Ainsi, la revalorisation annuelle d’une prime de fin d’année n’est légale que si cette revalorisation constitue, comme la prime elle-même, un avantage acquis au profit des agents et doit donc avoir été instituée avant la loi du 26 janvier 1984 (Arrêt Conseil d’état du 15 février 1995 n° 121429).
Lorsque des agents bénéficient d’un droit aux avantages acquis par la loi du 26 janvier 1984, l’autorité territoriale ne peut procéder à des abattements de la prime annuelle en cas de sanction disciplinaire, qui n’auraient pas été prévus initialement (Arrêt Conseil d’Etat du 15 février 1995, n°104066).
De la même façon, une collectivité ne peut modifier les conditions d’octroi de la prime de fin d’année après l’entrée en vigueur de la loi du 26 janvier 1984, en décidant de faire varier le montant de la prime en fonction de l’assiduité des agents (Arrêt Conseil d’Etat du 1er octobre 1993, n°97549)
Ainsi, les modifications des conditions d’attribution d’un avantage acquis postérieurement à l’entrée en vigueur de la loi n°84-53 sont illégales.

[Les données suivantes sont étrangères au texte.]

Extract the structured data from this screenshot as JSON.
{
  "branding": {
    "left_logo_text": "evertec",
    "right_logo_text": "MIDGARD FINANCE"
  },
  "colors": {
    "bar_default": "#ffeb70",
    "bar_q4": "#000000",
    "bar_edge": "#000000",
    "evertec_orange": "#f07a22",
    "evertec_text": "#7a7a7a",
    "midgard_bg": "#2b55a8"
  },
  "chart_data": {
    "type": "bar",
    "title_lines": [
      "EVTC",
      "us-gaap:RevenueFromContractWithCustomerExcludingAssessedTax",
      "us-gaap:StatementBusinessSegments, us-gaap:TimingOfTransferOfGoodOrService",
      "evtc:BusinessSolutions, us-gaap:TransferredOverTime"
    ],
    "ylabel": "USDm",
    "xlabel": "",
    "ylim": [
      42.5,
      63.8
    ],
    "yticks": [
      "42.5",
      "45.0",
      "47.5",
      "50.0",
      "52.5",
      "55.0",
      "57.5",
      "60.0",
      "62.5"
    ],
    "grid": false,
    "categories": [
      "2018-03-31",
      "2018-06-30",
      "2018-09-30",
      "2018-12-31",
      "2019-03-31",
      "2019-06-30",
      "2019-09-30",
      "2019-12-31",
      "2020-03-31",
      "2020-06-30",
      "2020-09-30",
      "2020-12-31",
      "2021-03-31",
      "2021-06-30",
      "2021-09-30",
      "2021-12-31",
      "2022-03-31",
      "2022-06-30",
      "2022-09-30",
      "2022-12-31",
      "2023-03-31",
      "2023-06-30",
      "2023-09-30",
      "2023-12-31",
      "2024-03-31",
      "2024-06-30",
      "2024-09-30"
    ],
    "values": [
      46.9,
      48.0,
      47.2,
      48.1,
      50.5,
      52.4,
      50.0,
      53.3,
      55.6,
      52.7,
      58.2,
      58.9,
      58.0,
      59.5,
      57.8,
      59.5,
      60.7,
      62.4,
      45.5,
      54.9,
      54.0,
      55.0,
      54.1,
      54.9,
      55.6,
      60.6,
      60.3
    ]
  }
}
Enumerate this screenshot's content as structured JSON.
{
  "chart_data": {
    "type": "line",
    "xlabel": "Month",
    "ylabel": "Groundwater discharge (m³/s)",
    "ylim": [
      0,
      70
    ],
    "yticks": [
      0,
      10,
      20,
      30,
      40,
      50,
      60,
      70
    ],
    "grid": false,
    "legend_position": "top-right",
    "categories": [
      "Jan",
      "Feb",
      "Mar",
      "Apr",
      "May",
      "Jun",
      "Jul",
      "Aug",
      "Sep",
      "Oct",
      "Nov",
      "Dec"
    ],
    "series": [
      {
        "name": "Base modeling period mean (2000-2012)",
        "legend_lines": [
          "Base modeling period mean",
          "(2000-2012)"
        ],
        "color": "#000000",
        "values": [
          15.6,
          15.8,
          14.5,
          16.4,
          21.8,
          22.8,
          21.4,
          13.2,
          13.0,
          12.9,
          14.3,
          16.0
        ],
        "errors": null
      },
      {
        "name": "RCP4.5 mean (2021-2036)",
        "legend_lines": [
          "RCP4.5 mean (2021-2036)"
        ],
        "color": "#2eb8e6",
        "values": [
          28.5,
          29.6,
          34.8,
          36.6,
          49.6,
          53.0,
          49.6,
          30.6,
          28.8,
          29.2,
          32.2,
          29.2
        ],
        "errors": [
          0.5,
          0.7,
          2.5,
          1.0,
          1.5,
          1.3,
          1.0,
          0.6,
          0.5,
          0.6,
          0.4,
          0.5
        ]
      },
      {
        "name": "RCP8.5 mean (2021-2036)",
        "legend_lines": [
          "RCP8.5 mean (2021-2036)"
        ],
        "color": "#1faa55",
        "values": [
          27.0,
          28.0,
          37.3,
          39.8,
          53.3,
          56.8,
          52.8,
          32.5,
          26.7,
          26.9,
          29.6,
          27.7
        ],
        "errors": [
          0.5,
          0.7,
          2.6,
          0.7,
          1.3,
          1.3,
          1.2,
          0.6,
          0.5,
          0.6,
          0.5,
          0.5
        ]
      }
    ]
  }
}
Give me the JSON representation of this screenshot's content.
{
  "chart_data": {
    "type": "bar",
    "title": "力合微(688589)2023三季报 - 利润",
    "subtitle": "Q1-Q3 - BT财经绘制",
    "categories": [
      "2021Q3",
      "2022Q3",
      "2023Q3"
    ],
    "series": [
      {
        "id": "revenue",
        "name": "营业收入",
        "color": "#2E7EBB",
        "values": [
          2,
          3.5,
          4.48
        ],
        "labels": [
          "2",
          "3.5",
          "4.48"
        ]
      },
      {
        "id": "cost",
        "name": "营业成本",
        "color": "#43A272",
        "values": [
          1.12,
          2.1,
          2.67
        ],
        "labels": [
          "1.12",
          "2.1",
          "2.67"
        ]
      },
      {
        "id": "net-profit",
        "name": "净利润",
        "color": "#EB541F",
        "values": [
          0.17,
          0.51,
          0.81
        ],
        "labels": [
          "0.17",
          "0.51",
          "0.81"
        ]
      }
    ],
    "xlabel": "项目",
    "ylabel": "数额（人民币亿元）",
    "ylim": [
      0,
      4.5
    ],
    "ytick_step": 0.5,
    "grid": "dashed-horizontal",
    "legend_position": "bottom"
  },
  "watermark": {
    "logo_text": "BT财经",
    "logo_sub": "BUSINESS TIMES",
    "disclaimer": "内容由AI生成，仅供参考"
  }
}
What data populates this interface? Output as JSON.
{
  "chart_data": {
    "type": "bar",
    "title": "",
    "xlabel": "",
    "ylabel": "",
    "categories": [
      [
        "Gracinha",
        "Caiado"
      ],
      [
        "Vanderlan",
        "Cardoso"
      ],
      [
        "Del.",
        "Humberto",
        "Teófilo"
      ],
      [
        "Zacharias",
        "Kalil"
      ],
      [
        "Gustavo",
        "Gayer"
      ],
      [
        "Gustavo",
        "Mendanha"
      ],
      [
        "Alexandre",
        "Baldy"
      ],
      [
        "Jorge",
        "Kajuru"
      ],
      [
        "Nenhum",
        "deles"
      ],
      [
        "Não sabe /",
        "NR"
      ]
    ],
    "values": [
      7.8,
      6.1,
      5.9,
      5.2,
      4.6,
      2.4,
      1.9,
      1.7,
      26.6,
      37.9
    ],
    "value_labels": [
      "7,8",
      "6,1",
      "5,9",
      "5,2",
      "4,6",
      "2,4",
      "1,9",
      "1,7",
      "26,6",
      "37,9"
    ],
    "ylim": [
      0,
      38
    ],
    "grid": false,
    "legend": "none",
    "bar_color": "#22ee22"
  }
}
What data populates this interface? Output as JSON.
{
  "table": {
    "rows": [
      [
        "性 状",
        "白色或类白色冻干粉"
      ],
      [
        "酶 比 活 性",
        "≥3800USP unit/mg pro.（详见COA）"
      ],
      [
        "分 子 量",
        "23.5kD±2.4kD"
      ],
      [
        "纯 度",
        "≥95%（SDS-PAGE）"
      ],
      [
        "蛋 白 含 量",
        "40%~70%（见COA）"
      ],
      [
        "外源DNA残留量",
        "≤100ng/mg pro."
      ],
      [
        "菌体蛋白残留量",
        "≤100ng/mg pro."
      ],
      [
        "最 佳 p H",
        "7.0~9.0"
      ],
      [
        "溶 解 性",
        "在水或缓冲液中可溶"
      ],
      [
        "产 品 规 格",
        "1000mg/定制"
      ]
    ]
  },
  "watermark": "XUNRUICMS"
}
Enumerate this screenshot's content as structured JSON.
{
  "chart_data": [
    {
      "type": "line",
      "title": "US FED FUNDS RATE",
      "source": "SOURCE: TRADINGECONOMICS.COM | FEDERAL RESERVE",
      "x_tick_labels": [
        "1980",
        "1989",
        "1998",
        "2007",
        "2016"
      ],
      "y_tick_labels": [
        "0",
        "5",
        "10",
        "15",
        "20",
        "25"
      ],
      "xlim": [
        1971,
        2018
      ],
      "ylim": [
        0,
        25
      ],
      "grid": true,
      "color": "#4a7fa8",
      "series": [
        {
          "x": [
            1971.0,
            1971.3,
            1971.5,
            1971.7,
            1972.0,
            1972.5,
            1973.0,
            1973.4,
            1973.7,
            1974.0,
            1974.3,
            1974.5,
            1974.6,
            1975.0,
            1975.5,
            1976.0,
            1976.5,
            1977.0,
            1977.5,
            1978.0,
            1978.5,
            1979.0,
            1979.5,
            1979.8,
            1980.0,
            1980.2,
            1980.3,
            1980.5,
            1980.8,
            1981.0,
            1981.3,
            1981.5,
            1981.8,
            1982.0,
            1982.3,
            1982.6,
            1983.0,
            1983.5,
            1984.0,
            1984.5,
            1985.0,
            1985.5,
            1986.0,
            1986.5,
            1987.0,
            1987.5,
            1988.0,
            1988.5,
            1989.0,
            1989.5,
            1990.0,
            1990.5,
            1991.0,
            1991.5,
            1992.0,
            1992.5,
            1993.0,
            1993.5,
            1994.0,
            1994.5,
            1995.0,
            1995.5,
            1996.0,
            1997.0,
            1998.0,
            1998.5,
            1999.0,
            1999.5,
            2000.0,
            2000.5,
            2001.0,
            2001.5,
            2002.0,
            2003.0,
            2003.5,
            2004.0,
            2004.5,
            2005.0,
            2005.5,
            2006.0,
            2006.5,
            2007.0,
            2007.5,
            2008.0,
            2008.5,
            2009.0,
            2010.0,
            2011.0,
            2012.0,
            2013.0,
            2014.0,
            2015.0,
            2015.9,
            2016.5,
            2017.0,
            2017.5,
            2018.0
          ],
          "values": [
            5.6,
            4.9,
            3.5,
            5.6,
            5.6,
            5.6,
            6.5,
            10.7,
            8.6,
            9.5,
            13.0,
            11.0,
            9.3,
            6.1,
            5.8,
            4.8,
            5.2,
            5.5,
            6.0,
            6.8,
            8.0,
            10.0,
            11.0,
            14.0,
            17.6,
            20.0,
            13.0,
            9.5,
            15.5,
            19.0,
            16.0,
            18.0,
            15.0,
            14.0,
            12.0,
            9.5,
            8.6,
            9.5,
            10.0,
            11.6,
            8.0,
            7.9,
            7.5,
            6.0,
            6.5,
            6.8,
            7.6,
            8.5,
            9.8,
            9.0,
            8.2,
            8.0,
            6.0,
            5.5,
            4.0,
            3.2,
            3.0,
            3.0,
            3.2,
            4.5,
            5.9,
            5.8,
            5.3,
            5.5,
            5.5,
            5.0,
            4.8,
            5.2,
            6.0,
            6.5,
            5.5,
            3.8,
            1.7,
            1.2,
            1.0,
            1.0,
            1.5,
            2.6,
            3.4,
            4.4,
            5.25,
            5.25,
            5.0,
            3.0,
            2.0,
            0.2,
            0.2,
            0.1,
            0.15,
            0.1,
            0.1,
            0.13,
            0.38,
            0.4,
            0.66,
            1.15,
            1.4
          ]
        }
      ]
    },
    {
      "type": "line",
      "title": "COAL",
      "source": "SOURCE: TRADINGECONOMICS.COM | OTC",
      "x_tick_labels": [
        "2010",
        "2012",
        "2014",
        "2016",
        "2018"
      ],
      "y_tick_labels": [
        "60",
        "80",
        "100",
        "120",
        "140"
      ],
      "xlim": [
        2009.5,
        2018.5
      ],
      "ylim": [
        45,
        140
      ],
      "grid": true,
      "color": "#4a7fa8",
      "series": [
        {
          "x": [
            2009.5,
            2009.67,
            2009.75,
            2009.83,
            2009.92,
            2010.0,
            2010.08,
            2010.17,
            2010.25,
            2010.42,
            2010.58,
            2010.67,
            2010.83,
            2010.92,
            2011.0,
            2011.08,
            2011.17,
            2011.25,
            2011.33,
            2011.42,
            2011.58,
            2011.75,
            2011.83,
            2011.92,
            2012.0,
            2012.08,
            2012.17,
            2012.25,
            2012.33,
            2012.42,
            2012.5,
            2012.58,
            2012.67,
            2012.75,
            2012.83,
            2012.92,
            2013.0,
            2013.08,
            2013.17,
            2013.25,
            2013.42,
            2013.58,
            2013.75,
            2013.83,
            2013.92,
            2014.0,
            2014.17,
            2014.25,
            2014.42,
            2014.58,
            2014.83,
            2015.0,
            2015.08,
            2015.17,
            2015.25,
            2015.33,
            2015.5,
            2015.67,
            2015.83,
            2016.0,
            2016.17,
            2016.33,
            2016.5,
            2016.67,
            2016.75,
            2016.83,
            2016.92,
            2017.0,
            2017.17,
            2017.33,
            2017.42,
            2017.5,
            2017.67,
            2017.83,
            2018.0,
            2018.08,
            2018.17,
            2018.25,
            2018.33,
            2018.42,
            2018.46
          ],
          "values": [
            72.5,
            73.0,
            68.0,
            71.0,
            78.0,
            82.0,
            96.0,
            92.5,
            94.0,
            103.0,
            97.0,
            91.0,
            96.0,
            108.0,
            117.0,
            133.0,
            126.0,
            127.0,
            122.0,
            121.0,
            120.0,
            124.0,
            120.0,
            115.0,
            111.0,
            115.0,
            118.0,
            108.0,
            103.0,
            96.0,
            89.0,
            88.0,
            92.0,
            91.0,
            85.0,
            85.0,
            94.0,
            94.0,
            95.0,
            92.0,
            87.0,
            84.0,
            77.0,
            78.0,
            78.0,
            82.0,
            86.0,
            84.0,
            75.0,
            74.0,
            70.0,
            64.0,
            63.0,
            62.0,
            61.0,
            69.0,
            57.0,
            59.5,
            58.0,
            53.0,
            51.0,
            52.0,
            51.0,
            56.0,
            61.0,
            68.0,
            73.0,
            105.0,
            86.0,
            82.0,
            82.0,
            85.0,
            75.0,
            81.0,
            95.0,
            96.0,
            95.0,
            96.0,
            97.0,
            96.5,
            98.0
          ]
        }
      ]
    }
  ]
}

Cependant, les collectivités locales et établissements publics peuvent mettre fin aux avantages collectivement acquis ayant le caractère de complément de rémunération qu'ils avaient mis en place avant l'entrée en vigueur de la loi du 26 janvier 1984 (Arrêt Conseil d’Etat du 21 mars 2008 n°287771).


Fiche pratique DDSSP : Prime de fin d’année MAJ 9 juin 2015.